A new study has found that the average UK house price could hit £362,350 by 2045. This number is based on the market’s current growth, with property values continuing to increase at this rate. This could see a 51% increase from the current average of £239,196. The average homebuyer would also see their 10% mortgage deposit climb to £36,235 – that’s an increase of £12,315 from the average initial cost currently required.

The study by estate agent Barrows and Forrester also reveals that property prices in London could reach £789,531. The research looked into analysing historic data on housing prices and their rate of growth over the last 25 years to determine potential figures that could be actualised by 2045. For buyers in the South East of England, average house prices could rise to a predicted £524,726. This means that buyers would require £19,258 extra to afford a deposit for a property in this region, on top of the current average of £33,215. According to the research, those looking for property in the East of England could see the average house price rise by £167,135. House prices in South West could increase by £151,255, while homes in the West Midlands could go up by more than £100,000. House prices in the North East are predicted to climb by as much as £70,041. This would bring the average to £201,742, requiring a 10% mortgage deposit in excess of £20,000 from home buyers.

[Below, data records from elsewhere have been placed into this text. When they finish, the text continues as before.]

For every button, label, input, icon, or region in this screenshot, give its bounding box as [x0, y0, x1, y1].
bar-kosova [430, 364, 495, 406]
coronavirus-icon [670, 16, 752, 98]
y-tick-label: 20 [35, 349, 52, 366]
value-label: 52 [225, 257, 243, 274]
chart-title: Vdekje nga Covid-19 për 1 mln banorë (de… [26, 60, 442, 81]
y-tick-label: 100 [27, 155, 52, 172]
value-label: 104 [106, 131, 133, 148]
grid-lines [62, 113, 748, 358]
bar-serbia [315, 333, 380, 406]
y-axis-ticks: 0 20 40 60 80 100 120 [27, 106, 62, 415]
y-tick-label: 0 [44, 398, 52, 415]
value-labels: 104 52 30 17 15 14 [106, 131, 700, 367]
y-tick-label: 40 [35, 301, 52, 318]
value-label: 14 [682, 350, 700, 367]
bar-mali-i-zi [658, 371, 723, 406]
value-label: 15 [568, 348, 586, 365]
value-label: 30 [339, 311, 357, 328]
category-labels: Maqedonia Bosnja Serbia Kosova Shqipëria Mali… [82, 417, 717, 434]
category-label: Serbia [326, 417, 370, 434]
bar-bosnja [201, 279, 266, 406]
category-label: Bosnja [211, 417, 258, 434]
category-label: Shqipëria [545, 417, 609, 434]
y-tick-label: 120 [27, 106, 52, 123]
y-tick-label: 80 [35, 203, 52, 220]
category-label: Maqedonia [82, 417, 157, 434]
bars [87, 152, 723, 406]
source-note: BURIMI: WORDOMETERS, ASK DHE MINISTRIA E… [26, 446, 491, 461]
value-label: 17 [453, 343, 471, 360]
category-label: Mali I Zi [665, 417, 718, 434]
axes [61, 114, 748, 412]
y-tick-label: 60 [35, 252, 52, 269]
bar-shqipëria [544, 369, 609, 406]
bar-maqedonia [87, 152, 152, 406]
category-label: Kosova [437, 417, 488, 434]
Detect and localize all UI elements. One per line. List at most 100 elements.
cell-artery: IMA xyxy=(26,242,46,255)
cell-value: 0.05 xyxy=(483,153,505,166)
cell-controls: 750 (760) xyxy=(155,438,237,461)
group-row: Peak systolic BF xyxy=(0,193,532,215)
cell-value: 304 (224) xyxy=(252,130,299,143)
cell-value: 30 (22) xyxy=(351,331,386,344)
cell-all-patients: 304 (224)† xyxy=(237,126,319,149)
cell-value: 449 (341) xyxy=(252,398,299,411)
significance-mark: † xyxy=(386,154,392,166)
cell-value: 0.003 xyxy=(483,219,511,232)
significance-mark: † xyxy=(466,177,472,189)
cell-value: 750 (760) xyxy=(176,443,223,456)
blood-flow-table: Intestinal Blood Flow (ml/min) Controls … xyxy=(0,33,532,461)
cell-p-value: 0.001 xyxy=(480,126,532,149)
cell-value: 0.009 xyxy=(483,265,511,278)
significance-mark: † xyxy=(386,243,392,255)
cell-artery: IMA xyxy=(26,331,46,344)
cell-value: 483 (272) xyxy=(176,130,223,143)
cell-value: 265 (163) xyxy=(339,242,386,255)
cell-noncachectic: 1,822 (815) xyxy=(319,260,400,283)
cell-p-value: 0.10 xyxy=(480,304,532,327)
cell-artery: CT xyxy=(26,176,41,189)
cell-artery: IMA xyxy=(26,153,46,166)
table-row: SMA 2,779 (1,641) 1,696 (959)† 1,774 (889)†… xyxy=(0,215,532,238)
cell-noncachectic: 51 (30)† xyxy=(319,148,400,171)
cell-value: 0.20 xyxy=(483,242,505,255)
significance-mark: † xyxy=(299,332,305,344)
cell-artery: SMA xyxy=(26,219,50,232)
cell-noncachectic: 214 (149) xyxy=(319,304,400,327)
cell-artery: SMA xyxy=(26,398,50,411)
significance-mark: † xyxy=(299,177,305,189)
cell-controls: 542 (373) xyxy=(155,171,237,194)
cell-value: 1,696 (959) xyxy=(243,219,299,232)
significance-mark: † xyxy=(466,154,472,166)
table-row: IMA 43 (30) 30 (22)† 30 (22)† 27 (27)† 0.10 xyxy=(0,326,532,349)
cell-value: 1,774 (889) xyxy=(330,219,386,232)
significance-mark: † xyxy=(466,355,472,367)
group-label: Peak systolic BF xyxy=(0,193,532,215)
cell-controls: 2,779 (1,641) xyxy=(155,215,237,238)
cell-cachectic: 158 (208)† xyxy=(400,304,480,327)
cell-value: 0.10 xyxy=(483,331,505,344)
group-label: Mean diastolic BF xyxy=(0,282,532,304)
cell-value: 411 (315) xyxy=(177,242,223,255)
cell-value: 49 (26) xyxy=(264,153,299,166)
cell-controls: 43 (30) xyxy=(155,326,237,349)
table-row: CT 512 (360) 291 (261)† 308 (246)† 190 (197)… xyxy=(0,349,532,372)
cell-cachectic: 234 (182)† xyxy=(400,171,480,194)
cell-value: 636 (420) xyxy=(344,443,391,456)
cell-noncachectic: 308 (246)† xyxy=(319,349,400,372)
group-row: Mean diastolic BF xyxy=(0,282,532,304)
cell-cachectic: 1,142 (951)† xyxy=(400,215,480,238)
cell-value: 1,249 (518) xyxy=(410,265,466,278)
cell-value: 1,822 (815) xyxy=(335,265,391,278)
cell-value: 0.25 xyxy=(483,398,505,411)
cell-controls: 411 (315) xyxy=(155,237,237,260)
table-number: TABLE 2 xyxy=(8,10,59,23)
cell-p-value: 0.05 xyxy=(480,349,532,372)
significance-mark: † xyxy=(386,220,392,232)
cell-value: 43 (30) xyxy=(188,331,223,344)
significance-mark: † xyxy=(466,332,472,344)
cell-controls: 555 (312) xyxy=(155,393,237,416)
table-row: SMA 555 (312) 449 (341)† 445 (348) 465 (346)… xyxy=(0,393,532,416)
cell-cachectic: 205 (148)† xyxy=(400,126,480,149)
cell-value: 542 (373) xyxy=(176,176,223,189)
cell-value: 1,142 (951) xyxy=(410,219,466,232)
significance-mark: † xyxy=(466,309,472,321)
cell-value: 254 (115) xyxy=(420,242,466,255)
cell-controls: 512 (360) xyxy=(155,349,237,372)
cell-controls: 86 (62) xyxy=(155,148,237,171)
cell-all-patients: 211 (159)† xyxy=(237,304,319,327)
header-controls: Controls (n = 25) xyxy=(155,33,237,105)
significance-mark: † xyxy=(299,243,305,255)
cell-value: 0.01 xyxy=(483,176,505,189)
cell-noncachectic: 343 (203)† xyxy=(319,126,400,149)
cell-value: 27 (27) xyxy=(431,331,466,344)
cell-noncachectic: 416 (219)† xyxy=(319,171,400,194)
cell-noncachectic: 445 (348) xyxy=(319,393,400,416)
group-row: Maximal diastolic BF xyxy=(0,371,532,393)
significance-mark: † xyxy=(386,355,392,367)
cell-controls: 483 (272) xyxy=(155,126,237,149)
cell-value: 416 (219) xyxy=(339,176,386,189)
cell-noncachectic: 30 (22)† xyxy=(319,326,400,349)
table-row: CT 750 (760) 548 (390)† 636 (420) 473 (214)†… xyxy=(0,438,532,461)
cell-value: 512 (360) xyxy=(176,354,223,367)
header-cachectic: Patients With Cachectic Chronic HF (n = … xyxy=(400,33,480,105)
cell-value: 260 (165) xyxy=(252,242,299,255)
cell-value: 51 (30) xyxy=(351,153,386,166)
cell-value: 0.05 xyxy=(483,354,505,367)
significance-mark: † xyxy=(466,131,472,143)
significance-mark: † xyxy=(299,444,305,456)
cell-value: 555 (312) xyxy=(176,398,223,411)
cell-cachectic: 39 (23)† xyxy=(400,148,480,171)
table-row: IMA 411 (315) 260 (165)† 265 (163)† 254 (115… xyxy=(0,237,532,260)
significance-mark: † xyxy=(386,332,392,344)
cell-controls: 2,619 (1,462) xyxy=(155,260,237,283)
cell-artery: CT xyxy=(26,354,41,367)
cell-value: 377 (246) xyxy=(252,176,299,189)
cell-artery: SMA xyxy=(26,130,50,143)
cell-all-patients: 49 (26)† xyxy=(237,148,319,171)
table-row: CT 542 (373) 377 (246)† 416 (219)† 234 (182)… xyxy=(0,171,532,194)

For many, these figures are a frightening reminder of the government’s stagnant approach to the affordable housing crisis. Year after year, the government has consistently failed to act upon the call for affordable housing. The UK housing market bounced back from the pandemic market pause, and house prices are climbing once again. This rising trend has been maintained for the last quarter of a century and continues to increase to an unprecedented high. Promises to address the nationwide housing crisis have been made on multiple occasions, yet the government continues to neglect its responsibility with very few new builds being provided. In 2019, the BBC reported that yet another government plan to create new homes in England had resulted in no homes being built, the National Audit Office has found. A government plan to create 200,000 new homes in England for first-time buyers has resulted in no homes being built, the National Audit Office has found. None of 200,000 starter homes pledged five years prior had been built, according to watchdog

Barrows and Forrester hope that the study will act as a call to action for the government. They say this should be a warning to “refocus their attention on the delivery of affordable housing stock for the masses” to address “the spiralling issue of affordability for many homebuyers.